The third of the three precepts carved into the temple at Delphi is one that intrigues me a great deal in light of the above: ‘make a pledge and mischief is nigh.’ (Plato, Charmides 164d–165a). I’ve seen precept expressed in other ways: ‘Making a legally binding promise comes from madness.’ I argue for a rational freedom which, historically, has taken the form of a lawful freedom. I argue against a legal fetishism which makes law the condition of civil order; I see good social relations as the condition of good law, with law often serving as the rationalization of bad relations. That said, I do agree with St Thomas Aquinas’ definition of law as an ‘ordinance of reason for the promulgation of the common good.’ But I develop rational freedom as at base a relational social freedom, so that individuals come to owe obligations to one another, practising the principle, rather than to a fetishised abstract symbol outside of them.    

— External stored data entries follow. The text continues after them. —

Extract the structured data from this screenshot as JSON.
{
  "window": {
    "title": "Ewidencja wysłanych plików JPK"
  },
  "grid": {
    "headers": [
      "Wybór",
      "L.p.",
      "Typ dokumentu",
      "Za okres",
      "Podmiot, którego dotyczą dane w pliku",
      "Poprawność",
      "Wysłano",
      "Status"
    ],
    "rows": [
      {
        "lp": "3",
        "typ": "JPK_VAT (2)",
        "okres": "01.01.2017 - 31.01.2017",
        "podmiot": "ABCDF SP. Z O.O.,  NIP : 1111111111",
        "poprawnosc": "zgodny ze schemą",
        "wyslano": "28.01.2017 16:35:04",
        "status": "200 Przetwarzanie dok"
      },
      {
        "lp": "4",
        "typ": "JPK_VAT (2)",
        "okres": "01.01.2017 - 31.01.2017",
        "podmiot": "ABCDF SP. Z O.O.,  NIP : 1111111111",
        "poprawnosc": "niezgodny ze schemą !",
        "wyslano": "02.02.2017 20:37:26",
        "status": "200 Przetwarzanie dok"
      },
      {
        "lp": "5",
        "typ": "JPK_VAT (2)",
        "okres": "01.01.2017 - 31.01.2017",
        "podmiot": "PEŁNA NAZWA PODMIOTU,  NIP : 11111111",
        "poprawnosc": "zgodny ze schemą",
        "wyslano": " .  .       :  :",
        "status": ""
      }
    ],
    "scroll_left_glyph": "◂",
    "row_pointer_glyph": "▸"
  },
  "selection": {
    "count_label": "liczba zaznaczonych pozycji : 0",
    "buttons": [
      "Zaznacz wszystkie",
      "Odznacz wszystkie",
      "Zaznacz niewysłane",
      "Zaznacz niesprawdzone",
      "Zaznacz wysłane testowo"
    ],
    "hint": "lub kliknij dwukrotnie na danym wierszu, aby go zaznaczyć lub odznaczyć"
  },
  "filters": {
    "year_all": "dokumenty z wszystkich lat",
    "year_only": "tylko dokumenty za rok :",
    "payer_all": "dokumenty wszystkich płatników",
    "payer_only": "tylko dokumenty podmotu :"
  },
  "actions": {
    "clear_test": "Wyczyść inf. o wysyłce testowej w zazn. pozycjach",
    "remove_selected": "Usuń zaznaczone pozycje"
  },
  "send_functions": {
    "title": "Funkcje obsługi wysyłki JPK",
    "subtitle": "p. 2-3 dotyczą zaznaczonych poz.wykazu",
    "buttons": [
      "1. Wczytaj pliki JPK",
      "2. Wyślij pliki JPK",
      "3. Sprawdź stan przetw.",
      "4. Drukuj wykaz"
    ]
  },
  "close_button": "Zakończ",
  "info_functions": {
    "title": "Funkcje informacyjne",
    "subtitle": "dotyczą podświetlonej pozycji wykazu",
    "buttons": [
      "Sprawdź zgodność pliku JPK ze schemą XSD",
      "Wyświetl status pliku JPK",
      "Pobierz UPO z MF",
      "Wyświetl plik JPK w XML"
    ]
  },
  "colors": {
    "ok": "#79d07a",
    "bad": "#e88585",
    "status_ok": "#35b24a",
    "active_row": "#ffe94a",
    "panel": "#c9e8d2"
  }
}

So I read this third maxim as a caution against over-committing yourself, making unlimited commitments to unknown others. Be careful in what you promise or pledge. Another translation puts the maxim this way: ‘Surety, then ruin’ (Εγγύαπαρά δ' άττα).    

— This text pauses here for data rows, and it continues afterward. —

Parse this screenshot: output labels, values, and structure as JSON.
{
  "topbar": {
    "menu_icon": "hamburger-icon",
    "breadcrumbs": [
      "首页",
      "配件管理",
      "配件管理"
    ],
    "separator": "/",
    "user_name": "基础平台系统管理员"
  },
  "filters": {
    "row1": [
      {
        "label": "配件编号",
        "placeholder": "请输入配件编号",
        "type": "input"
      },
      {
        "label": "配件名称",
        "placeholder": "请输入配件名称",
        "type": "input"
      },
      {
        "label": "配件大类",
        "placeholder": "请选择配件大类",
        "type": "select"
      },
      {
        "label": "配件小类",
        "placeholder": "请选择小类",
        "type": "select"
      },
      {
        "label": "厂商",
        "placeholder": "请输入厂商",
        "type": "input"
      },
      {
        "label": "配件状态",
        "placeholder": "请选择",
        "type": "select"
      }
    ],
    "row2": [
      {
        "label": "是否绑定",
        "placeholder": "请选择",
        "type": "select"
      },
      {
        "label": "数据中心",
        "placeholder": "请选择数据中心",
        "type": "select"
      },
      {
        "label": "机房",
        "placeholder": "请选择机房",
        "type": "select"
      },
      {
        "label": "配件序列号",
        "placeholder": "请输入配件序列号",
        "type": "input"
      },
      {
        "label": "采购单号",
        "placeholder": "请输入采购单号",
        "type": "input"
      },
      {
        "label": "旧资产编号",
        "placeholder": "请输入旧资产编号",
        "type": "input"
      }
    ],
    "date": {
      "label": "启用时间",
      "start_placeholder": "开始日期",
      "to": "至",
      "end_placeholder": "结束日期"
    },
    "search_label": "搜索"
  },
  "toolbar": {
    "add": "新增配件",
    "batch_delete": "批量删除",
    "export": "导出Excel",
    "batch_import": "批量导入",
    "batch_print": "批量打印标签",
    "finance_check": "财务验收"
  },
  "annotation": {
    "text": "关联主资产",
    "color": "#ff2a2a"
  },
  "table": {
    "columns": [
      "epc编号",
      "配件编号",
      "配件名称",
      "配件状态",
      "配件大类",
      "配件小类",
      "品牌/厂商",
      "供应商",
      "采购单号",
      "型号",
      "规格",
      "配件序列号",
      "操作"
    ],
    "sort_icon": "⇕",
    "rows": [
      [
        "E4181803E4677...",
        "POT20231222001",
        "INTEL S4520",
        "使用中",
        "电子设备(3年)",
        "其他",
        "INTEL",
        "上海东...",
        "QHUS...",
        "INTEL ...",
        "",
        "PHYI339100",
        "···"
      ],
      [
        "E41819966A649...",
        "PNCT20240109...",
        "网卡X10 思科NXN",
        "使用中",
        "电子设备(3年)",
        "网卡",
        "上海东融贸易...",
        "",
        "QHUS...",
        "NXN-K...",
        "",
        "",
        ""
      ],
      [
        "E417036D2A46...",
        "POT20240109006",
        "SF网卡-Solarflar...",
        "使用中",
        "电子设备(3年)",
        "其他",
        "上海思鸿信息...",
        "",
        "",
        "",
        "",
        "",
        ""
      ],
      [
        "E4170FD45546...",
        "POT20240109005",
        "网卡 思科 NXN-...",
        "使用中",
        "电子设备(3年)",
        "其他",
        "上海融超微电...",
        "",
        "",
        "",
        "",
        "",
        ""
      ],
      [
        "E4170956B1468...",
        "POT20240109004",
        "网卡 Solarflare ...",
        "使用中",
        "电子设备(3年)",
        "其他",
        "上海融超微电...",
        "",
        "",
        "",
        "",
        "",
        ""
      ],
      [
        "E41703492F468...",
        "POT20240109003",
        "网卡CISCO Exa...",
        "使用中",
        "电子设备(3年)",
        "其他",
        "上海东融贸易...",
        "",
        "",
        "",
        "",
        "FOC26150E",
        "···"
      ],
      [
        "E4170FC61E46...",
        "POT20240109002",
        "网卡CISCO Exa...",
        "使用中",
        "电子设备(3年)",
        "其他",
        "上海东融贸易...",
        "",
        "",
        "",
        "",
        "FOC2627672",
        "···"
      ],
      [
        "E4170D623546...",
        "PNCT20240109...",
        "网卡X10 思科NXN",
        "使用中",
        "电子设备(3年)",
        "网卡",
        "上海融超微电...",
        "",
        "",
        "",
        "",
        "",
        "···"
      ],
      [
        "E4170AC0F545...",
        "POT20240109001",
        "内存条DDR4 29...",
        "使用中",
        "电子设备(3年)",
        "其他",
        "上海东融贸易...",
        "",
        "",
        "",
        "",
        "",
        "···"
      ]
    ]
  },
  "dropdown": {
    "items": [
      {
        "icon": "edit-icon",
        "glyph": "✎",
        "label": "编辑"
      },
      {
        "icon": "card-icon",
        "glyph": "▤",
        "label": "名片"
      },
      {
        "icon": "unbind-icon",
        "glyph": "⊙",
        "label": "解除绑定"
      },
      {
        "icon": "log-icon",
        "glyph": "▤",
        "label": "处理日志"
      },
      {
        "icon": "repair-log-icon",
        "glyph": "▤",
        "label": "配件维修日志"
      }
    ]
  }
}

I take that to mean that you make a mistake if you try to establish freedom, happiness, or the good life by a law, a code, or a constitution alone, in bureaucratic and regulative abstraction from social relations and practices and from moral character. I take this maxim to be a criticism of the ossification and hypostatisation of conscious reason I wrote of earlier; when we substitute rationalization for organic life, then we petrify it and fall. I would compare it to closing our eyes in an attempt to descend the stairs using the conscious mind, thinking through each step as we place onefoot before the other. As some point we start to hesitate, stumble, and maybe even fall.    

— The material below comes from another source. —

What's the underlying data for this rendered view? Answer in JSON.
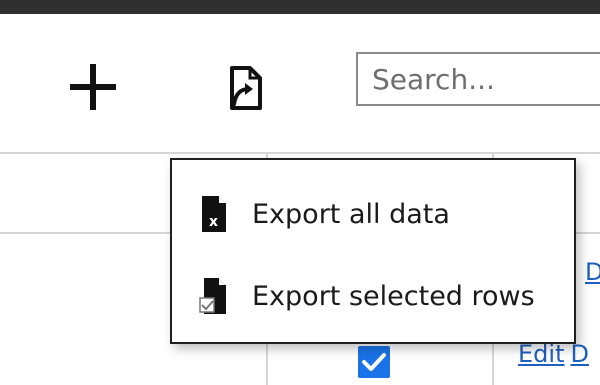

I am not a contractarian in political philosophy and instead argue for social proximity, small-scale practical reasoning, and trust relations between individuals. I seek a solidarity that is established by more than a contract between discrete individuals. Plato argued that ‘good people don’t need laws to tell them to act responsibly, while bad people will find a way around laws.’ In fine, good character in a healthy habitus matters more than the promulgation of good laws. Plato is very far from arguing against the importance of law: he identifies law as sacred, as our salvation. His point is that law cannot do this alone, that we need good character and good relations, which is my view.    

Either way, these views emphasize the ideal of balance and the golden mean. It’s all very ancient Greek, and all very me. Living a life of excess and obsession, without filters and self-limitation, without the check that comes from connection with the community of others, I see precisely the acute importance of limit, constraint, order, connection, balance, symmetry, proportion, harmony. I know personally the damage that their absence or deficiency can do.    

In Being at One, I wrote that there are three precepts inscribed on the temple at Delphi. In fact, there are four. The fourth one is a large ‘E,’ the meaning of which is unclear, and has been so at least since the time of Plutarch. In addition to these four there are the 145 sayings of the Seven Sages of Greece. These are also inscribed around the temple. The ‘short list’ of important Delphic sayings is often put at seven, associated with the semi-legendary “Seven Sages of Greece“. These are:

Solon of Athens - "Nothing to excess" 

Chilon of Sparta - "Know thyself" 

Thales of Miletus - "A pledge comes from madness" 

Bias of Priene - "Most men are bad" 

Cleobulus of Lindos - "Moderation is the chief good" 

Pittacus of Mitylene - "Know thine opportunity" 

Periander of Corinth - "Forethought in all things"   

Peter of St Helens: “Grow into being.”